Cezanın çocuklar üzerindeki olumsuz etkilerini biliyoruz. Ama ödüller de masum değil. Bir çocuk ödül aldığı bir şey için içsel motivasyonunu kaybediyor. Kitap okuduğu için ödül alan çocuk için kitap okumak cazibesini yitiriyor, bunu bir nesne için yapar hale geliyor. O nesne ortadan kalktığında veya önemi azaldığında da kitap okumaktan vazgeçmek çok olası. Bu konuyla ilgili 4 yaş çocuklarıyla yapılmış bir araştırmadan bahsetti. Bir grup çocuğa resim yaptıkları için sürekli ödül veriliyor, diğer grup çocuklara ödül verilmiyor. Bir süre sonra çocukların serbest zamanlarını gözlemliyor araştırmacılar. Resim çizdiği için ödül alan çocukların, ödül almayanlara kıyasla resmi tercih etmedikleri tespit ediliyor.
Kitaplarında bahsetmediği anekdotlar benim için seminerin en keyifli olan kısımlarıydı. Aletha, bir arkadaşının evine yürürken her gün belli bir grup çocuk tarafından sözlü sataşmaya maruz kaldığını anlatıyor. Aynı zamanda psikolog olan bu kişi çocuklara “Benimle dalga geçmeye devam edin, size her gün 1 lira vereceğim” diyor. Çocuklar mest oluyor, ertesi gün sayıları artıyor. Bu sefer kendisiyle dalga geçenlere 50 kuruş veriyor. Ertesi gün 25 kuruş. Meblağ azaldıkça çocuklar bozuluyor ve dalga geçmeyi bırakıyor. Önceden hiçbir şey almadıkları halde sürdürdükleri davranışlarını artık küçük bir meblağ karşılığında dahi olsa “değmez” deyip yapmamayı tercih ediyorlar. Ödüller gizli tuzaklar gibi adeta.
Davranış sorunlarında çocuğu suçlamak ve etiketlemek pek çok ebeveyne çok kolay geliyor.

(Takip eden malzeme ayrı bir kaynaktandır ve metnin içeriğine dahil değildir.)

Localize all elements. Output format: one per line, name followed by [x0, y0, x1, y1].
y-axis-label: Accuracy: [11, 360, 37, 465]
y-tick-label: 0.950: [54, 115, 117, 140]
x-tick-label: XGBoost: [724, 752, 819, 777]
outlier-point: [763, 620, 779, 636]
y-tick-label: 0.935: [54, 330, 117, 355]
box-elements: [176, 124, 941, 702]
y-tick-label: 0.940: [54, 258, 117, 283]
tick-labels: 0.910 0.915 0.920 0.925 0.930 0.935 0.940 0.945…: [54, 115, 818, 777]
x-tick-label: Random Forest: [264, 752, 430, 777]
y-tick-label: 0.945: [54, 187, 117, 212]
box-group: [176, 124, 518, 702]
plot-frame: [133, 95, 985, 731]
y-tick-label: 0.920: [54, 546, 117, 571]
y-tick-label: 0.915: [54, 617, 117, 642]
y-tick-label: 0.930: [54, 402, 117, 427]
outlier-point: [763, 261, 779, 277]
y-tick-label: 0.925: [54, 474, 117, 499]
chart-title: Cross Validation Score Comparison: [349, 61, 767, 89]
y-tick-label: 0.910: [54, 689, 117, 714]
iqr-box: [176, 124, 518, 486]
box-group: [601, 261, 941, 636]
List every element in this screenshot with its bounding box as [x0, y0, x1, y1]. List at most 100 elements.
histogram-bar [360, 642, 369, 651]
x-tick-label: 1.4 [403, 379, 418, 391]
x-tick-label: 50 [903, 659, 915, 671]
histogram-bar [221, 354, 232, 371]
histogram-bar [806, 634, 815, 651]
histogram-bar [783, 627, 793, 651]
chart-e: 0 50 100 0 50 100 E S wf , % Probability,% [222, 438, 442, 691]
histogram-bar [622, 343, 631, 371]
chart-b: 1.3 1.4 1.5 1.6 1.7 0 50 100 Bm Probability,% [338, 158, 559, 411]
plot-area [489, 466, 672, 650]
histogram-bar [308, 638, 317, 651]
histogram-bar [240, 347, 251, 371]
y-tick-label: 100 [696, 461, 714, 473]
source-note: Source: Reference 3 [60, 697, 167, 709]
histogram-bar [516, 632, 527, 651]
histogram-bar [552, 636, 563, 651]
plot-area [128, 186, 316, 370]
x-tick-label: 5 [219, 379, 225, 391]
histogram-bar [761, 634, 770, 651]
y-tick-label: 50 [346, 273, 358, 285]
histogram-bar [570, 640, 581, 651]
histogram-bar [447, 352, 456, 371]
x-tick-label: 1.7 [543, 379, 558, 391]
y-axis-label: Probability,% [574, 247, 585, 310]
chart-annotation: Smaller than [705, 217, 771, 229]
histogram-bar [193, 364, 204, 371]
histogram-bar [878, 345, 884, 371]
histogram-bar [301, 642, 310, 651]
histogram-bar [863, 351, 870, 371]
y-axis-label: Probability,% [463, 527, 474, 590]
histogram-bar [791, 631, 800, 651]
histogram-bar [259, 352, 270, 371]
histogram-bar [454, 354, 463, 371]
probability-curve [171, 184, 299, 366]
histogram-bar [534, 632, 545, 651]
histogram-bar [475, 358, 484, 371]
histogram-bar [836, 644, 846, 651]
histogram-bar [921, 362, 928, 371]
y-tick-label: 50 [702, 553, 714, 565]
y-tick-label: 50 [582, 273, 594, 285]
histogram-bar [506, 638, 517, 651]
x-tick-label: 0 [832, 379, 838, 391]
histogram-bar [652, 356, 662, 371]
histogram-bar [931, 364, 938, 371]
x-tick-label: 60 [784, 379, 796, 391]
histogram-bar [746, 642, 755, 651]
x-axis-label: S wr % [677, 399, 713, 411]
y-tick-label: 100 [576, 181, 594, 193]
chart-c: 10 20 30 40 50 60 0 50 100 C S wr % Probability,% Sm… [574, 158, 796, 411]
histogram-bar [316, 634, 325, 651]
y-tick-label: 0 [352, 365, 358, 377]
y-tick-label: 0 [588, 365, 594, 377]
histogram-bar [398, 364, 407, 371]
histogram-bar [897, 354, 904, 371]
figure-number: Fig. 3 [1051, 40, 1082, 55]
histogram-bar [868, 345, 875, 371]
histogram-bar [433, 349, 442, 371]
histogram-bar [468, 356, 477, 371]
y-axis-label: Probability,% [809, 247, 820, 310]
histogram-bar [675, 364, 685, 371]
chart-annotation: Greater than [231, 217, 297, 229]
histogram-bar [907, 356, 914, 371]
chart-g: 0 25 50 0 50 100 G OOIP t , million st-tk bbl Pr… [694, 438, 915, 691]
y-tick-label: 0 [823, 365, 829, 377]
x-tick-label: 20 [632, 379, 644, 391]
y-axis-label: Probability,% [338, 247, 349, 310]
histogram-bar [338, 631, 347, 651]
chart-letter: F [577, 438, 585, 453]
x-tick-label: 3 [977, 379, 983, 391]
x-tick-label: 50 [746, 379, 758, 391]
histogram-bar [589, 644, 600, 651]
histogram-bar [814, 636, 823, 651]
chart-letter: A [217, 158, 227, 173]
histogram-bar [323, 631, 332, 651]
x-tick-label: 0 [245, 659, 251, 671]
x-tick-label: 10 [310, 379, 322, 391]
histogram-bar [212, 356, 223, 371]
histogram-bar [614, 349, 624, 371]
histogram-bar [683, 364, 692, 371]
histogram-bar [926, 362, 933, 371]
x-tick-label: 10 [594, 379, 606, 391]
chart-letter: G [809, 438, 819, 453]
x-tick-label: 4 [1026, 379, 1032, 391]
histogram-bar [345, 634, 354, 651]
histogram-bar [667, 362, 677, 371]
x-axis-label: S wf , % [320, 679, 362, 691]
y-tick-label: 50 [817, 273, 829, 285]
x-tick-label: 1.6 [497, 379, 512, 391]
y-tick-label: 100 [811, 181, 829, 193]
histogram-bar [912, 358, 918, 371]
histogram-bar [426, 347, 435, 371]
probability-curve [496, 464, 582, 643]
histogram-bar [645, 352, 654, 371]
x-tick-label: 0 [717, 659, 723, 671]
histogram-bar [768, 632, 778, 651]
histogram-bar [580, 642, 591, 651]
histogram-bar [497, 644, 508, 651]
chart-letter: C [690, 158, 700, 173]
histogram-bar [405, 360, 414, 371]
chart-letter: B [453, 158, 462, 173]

Oysa bu davranışların altında 3 temel sebep var. 1) çocuğun gerçek ve makul bir ihtiyacı vardır (açlık, uykusuzluk, yakınlık, hareket ihtiyacı gibi) 2) Çocuk konuyla ilgili bilgiye sahip değildir (çamurlu ayakkabıyla eve giremeyeceği, halının kirlenebileceği ve temizlemenin meşakkatli olabileceği gibi 3) Çocuğun birikmiş bir gerilimi/ travma kaynaklı iyileşmemiş stresi mevcuttur (güvende hissetmemek, doğum travması, okulda zorbalık vs. gibi).